PROVIDENCE SHOWS THANKS FOR SAFE OCEAN VOYAGE
Upper and Nether Providence and Concord Townships were given their names to reflect the feelings of the early settlers, it is believed.
The name Providence was bestowed on the central county townships by early settlers. It is presumed that it was a manifestation of their thanks for their safe journey across the ocean and their deliverance from persecution.
This theory is believable if one recalls the many references to “providence” in many of the statements made by early settlers.

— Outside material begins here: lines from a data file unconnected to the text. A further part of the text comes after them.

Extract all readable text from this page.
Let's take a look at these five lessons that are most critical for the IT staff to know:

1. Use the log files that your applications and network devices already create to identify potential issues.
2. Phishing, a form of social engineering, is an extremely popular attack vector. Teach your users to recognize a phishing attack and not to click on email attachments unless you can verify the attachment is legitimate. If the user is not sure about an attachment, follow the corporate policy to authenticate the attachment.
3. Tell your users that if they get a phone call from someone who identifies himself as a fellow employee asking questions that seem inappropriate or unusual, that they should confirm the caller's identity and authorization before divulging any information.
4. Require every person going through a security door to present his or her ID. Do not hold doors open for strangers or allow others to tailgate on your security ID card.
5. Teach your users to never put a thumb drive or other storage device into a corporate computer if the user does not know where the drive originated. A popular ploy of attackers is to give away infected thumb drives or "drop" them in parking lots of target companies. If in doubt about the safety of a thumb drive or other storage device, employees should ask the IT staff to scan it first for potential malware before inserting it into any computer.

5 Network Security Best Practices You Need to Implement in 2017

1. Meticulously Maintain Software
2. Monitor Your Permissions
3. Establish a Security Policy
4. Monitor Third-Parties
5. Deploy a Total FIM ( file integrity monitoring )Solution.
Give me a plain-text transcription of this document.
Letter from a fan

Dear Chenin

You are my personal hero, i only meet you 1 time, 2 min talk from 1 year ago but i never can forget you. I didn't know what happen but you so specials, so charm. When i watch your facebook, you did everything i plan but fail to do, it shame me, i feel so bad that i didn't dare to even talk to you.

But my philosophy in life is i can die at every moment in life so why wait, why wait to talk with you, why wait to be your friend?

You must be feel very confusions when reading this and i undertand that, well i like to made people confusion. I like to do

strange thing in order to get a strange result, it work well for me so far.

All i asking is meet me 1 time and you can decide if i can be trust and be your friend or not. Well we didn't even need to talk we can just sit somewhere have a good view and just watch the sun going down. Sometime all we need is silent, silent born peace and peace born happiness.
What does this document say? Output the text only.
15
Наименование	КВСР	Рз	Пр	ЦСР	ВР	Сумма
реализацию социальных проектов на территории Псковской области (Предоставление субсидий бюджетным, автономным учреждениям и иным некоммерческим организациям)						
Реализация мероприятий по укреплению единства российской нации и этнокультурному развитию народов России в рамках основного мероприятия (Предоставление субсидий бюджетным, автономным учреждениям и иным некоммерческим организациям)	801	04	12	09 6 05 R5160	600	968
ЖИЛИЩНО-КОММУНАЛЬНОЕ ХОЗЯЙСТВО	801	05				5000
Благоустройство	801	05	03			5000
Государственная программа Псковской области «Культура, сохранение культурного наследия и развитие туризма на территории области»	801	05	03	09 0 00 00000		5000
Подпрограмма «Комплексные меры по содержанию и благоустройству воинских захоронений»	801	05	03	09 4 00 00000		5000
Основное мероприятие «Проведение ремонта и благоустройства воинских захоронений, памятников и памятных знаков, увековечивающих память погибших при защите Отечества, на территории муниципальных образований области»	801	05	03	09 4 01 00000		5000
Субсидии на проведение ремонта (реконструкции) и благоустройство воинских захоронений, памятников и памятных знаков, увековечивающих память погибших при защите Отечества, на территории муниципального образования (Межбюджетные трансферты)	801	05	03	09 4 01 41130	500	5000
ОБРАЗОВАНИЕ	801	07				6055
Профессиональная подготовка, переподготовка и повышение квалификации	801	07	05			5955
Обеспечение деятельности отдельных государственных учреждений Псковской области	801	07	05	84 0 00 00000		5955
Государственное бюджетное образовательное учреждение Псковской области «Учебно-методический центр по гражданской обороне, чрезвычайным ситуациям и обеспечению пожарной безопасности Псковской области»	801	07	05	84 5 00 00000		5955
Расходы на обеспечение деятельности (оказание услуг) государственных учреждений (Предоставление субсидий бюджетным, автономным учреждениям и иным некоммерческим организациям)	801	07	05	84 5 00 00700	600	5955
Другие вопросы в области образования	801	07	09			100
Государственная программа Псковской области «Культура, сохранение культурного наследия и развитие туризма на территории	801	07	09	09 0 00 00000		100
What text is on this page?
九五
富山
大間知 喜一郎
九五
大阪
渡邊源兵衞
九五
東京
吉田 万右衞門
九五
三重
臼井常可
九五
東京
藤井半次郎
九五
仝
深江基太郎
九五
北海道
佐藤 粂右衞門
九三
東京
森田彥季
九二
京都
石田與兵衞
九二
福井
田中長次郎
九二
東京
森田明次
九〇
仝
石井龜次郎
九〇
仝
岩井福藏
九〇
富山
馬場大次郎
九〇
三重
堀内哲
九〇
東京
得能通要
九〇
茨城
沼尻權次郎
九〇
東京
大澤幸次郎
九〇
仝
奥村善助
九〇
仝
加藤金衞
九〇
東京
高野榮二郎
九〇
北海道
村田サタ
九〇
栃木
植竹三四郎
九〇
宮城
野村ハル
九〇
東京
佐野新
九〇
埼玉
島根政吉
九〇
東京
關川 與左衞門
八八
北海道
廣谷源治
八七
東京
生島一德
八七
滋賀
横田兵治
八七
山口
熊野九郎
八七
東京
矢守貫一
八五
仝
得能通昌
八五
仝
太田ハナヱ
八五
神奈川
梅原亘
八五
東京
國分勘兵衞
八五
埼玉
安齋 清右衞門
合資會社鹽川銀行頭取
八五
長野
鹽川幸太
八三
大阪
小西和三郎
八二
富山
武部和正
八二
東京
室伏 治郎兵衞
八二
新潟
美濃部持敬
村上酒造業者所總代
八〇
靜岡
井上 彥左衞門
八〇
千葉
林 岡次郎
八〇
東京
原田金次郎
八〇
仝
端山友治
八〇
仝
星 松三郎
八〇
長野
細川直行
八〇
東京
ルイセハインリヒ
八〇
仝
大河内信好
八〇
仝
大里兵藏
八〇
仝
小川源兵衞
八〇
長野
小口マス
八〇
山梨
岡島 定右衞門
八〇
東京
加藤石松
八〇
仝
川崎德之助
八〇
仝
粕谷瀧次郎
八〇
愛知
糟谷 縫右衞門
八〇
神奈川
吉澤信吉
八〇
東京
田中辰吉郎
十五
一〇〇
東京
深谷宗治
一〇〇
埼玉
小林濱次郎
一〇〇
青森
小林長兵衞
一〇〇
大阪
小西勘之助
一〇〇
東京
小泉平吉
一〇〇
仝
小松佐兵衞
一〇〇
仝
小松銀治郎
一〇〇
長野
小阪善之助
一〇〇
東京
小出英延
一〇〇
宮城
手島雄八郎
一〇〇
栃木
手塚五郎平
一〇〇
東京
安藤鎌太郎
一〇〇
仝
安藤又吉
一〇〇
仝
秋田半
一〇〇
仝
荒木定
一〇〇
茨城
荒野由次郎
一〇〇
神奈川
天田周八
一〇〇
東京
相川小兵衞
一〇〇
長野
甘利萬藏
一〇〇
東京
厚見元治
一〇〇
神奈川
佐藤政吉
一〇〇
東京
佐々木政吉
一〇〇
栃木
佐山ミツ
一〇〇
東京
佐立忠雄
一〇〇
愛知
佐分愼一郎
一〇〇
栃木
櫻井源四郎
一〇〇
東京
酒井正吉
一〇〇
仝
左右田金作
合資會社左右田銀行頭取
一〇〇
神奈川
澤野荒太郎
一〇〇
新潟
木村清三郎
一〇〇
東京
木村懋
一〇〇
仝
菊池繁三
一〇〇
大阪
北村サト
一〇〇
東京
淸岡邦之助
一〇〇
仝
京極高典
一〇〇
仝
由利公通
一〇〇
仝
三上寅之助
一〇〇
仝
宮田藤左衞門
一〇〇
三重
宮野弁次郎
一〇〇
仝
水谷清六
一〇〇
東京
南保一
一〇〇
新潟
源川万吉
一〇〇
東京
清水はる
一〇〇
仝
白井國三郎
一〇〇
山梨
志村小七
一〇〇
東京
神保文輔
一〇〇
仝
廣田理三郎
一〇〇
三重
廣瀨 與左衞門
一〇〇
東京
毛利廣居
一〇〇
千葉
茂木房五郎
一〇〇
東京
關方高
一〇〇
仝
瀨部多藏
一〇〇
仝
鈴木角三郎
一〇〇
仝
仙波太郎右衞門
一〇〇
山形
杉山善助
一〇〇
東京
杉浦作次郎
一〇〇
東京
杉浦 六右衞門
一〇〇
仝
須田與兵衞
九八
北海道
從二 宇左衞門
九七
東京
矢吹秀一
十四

William Penn said on this arrival, “Providence has brought us here safe.”
Records show that the name Providence was used for this territory as early as 1683 when a court record read, “The inhabitants of Providence make application fort a highway to the town of Chester.” It is believed to have been organized as a township in 1864. Thomas Nossiter was appointed constable.
The division of Providence into Upper and Nether is believed to have been effected about 1722. Up until that time both townships were assessed as one municipality. At this time only 40 persons were listed as taxable in both townships.
The name Concord is believed to have been bestowed out of gratitude for the friendliness of early settlers of this township. Dr. George Smith writes, “The name probable had its origin in the harmonious feelings of some of the first settlers.” Concordville takes its name from the township.
Concord Township was said to have been laid out in rectangular form. However, the southwest border was extended breaking up the straight-lined boundary line. Next to Radnor Township it still has one of the county’s most regular boundaries.
One example of the harmonious feelings that prompted the name is cited by Dr. Smith. Land for a Friends meeting house and graveyard at Concord was conveyed, or rather leased, to trustees by John Mendenhall in 1697. Rent was established as “one pepper corn yearly forever.”